In Hegel and all his successors, in the 19th century as in the 18th century, a great branch of philosophy claiming great knowledge ended up with no current representatives. Hegelianism and the other optimistic creeds of Progress crashed into the catastrophic suffering of World War I and various civil wars, famines, revolutions, Great Depression, Naziism, and World War II thereafter.
As a consequence, 20th century philosophy has been very restrained in its pretensions. No great systems have arisen. All have sought to find one of various ways of knowing. How do we go about finding truth? Pragmatists say, "Does it work?" Existentialists take each life experience as it comes. Other Irrationalists assume some presumptions as if they were true, usually based on tradition of feeling. Philosophy of science alone has been assertive, but in doing this as Logical Positivism has turned against all other knowledge. Here it is asserted that anything besides science, being unverifiable, is unknowable and even meaningless. Linguistic Analysis in England tends to focus so much on word study that knowledge itself is secondary. What proofs they have made famous have been, ironically, the most demanding and unattainable form of all knowledge, the proving of a negative. Several proofs have been put forth of the non-existence of God. If so, Descartes has been stood on his head, for only the existence of God could rescue Descartes from solipsism.
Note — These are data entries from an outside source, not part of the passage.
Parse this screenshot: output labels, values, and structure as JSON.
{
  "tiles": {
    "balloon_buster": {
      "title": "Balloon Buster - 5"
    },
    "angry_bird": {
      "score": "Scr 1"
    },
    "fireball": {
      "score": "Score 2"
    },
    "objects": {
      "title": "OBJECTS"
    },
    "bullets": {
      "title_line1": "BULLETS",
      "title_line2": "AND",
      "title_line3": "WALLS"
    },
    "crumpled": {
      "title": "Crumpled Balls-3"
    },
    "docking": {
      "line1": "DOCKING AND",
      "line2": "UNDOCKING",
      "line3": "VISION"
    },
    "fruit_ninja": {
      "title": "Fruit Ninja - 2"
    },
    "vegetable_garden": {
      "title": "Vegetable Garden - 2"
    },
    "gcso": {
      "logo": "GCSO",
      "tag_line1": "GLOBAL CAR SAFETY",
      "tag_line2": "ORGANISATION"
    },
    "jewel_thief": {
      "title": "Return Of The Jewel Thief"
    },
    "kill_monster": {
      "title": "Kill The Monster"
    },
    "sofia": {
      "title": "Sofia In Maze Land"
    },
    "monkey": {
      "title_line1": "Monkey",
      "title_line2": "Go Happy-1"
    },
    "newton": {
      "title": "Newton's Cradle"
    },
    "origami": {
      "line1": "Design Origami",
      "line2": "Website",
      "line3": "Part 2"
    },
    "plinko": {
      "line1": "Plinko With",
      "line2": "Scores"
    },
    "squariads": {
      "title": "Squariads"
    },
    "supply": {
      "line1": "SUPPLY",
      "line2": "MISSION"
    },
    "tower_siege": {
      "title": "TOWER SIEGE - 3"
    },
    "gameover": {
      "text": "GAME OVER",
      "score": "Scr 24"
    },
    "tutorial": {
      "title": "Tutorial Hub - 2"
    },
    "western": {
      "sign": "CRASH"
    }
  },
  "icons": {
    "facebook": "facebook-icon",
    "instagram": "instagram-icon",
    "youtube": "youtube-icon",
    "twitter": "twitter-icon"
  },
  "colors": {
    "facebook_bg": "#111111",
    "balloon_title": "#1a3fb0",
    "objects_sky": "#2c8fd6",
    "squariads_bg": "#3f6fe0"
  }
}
The failure of Descartes' epistemology has led to the emergence of philosophies which seek to avoid the issues. Scottish and English Realist philosophers have attempted to vindicate common sense in a modified form, but implicitly they acknowledged Descartes' critique. Scholasticism reemerged as Neo-Thomism in the 19th century, completely ignoring Descartes. Other French Catholic philosophers such as Olle-Laprune and Blondel, however, have solved to their satisfaction the problem of skepticism by simply attributing ill-will to unbelievers. (Of course, the charge can as easily be reversed, to find fault with believers for letting the will override the intellect.) This in itself is a most important contribution to skepticism in epistemology. It revives the demon theory in full force, whether hypothesized (as by Descartes) as an external deceiver or presumed to be inborn sin.
In the course of 2000 years, therefore, we have dropped from asking "What is Truth?" to merely "How is truth found?"-and still no answer is heard.